If you are a law firm creating a marketing plan and have blogs and social media under different categories, you won’t have a quantifiable goal. That isn’t to say it is pointless by any means. Its purpose is to stay in touch and build your reputation. Again, if it becomes measurable, that’s great.
Quantifiable & Non-Quantifiable Goals
Content marketing differs from advertising through Google or Facebook; you create ads as part of a lead-generation activity. Attaching a numerical goal to these kinds of endeavors makes more sense. Conversely, a written sentence is just as much of a goal as a quantifiable amount, and each is equally necessary. The overarching theme is that you are identifying the goal or intent of each marketing form.
We don’t think organic social media’s purpose is to generate leads and clients. Does that mean that it can’t get you new clients? They can. However, in a marketing plan, in the sense that it applies to your goals, you do not identify everything that something could accomplish. What does it need to do? If organic social media’s primary function is to stay in touch with your network (for law firms), everything it does beyond that is icing. Only focus/work on the primary purpose, but be grateful for the secondary rewards.
You may have little to nothing in categories like referrals—but you still need to have a projection. Even if you do nothing proactively to generate referrals, you still expect a certain amount to come in every quarter or year. Firms will create referrals naturally if they are good at their jobs, but that doesn’t mean they have maxed out their referral potential.
The Purpose of Having Goals
Identifying a goal or outcome is critical because it is a prerequisite for tracking and monitoring each activity on your plan against your goals. So, for example, if you decide to do no active referral marketing and need to get X number of referrals once a quarter (or whatever you choose), you can check in on that. If you’re hitting that result, you’re comfortable. Conversely, if you fall short, leverage marketing that generates referrals. Other people may hit the goal and realize it was too small. Through a newsletter or organic social media, they may be able to increase their referrals.

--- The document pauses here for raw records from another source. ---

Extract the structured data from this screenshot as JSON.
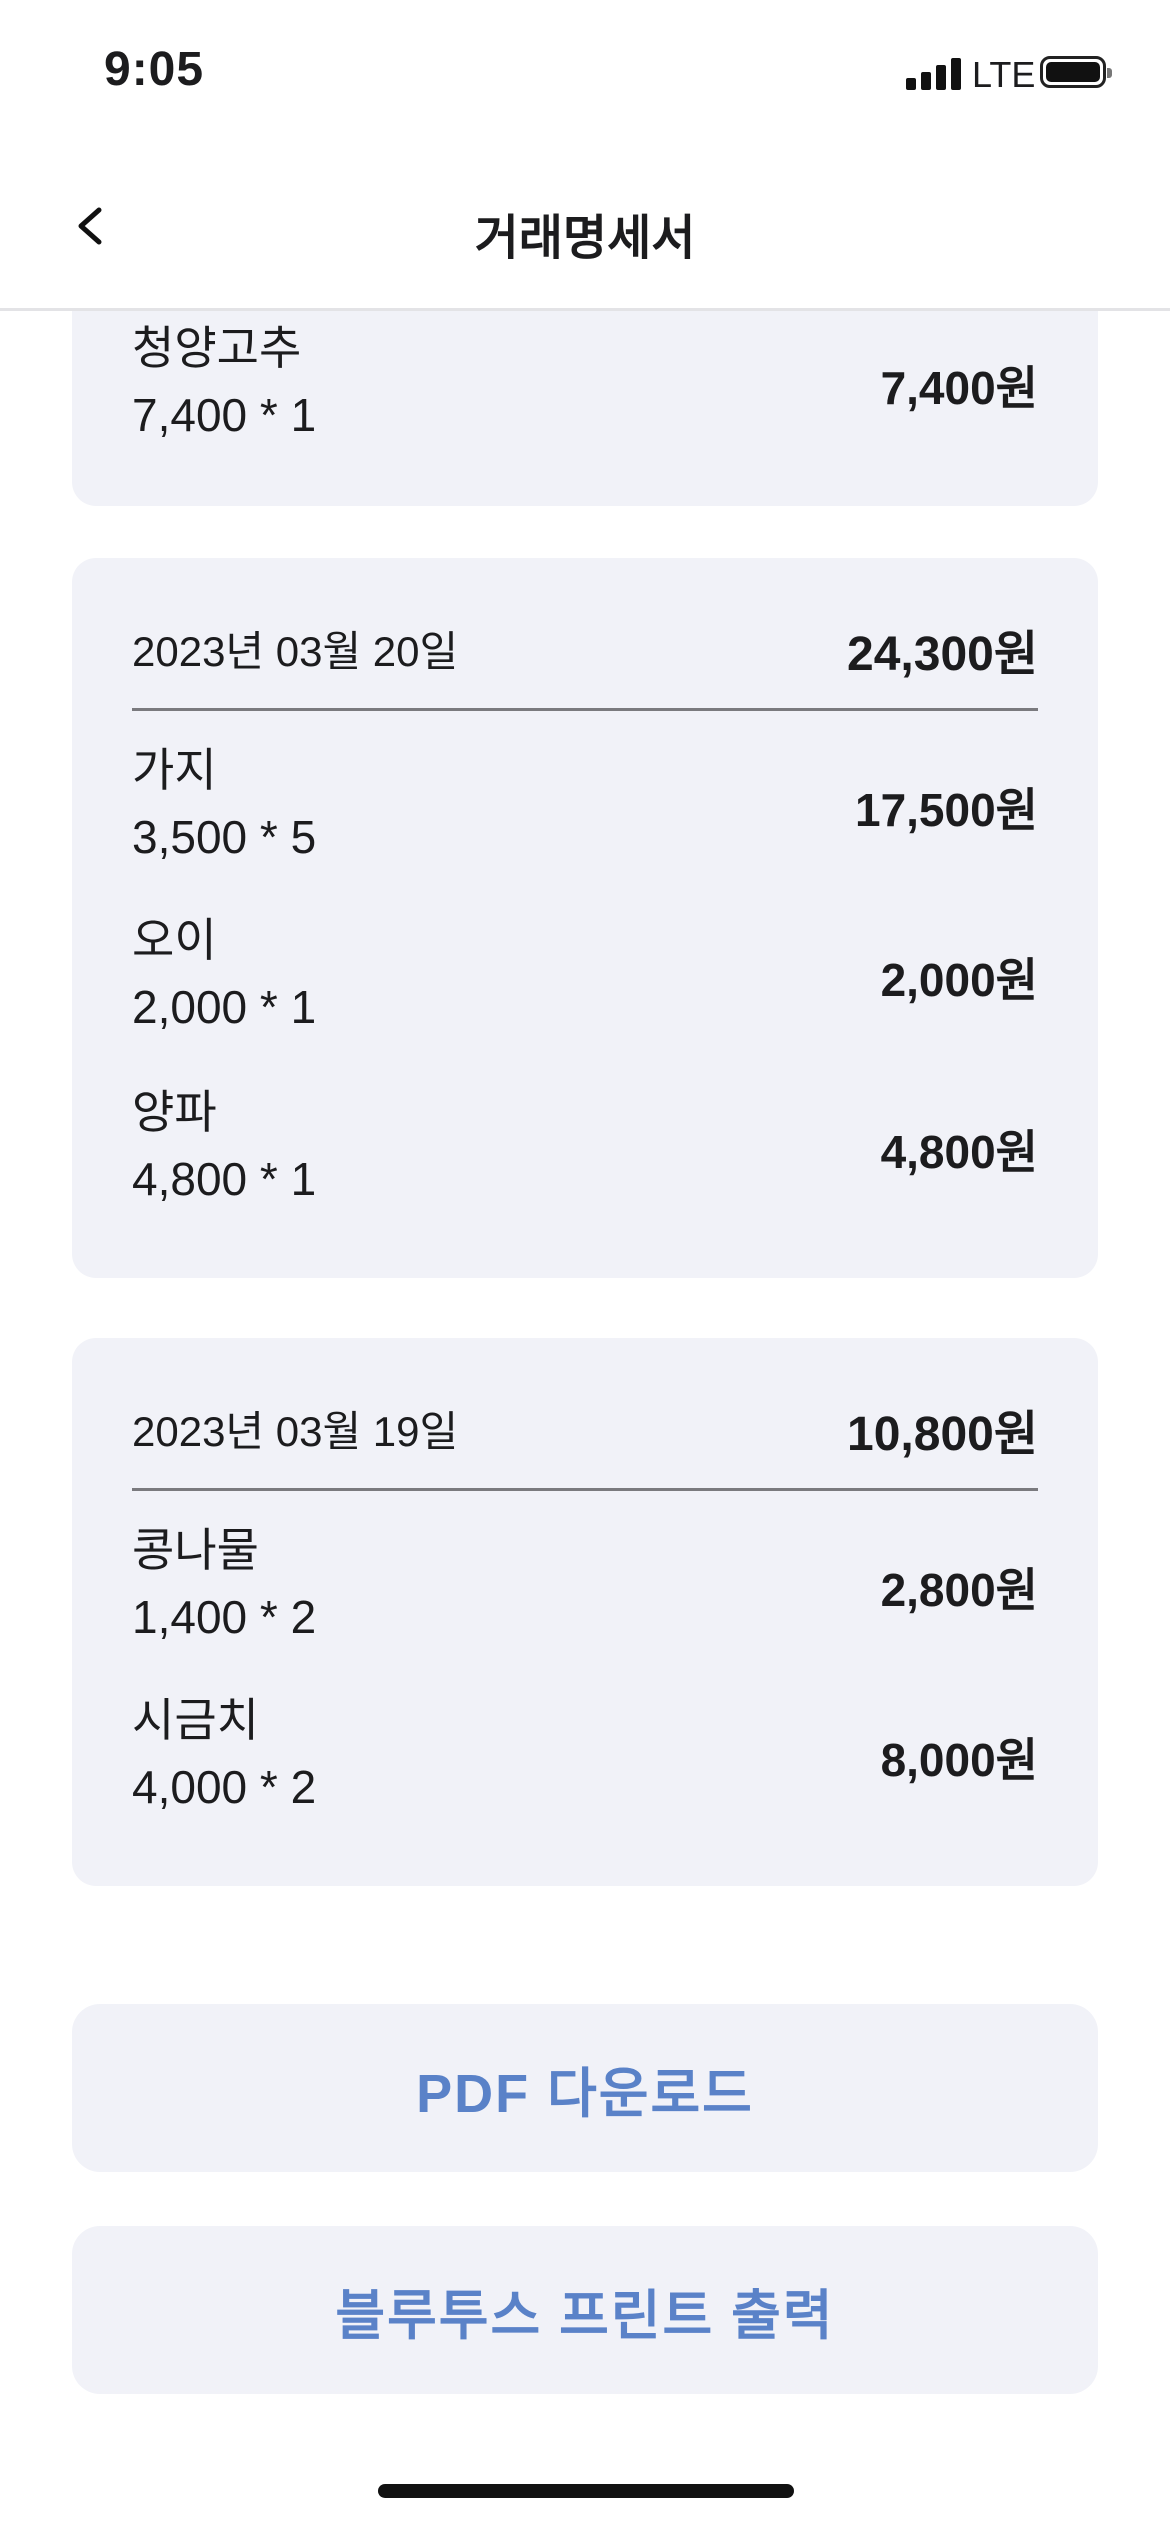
{
  "status_bar": {
    "time": "9:05",
    "network": "LTE"
  },
  "nav": {
    "title": "거래명세서",
    "back_icon": "chevron-left-icon"
  },
  "partial_item": {
    "name": "청양고추",
    "qty": "7,400 * 1",
    "amount": "7,400원"
  },
  "cards": [
    {
      "date": "2023년 03월 20일",
      "total": "24,300원",
      "items": [
        {
          "name": "가지",
          "qty": "3,500 * 5",
          "amount": "17,500원"
        },
        {
          "name": "오이",
          "qty": "2,000 * 1",
          "amount": "2,000원"
        },
        {
          "name": "양파",
          "qty": "4,800 * 1",
          "amount": "4,800원"
        }
      ]
    },
    {
      "date": "2023년 03월 19일",
      "total": "10,800원",
      "items": [
        {
          "name": "콩나물",
          "qty": "1,400 * 2",
          "amount": "2,800원"
        },
        {
          "name": "시금치",
          "qty": "4,000 * 2",
          "amount": "8,000원"
        }
      ]
    }
  ],
  "actions": {
    "pdf_download": "PDF 다운로드",
    "bluetooth_print": "블루투스 프린트 출력"
  },
  "colors": {
    "card_bg": "#f1f2f8",
    "action_text": "#5a82c8"
  }
}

For the non-quantifiable goals like brand and reputation, you’ll still be able to talk with your vendor or team about where you feel you are. Advertising and print marketing lend themselves to tracking, so this is self-explanatory.
Creating and having some sort of goal allows you to track your marketing against those goals. When something is off track, it means one of two things:
- Your goals or projections were too high. This may lead to the conclusion that the marketing plan you’re investing in isn’t worth it, or you may need more marketing.
- The marketing is underperforming, but you know your goal is reasonable. In this case, you need to change something. Even if you don’t know what to change, it would be better to change something rather than run it back as it is.
Marketing is an adventure or an experiment. You can’t know if something is working if you don’t expect what you want to happen.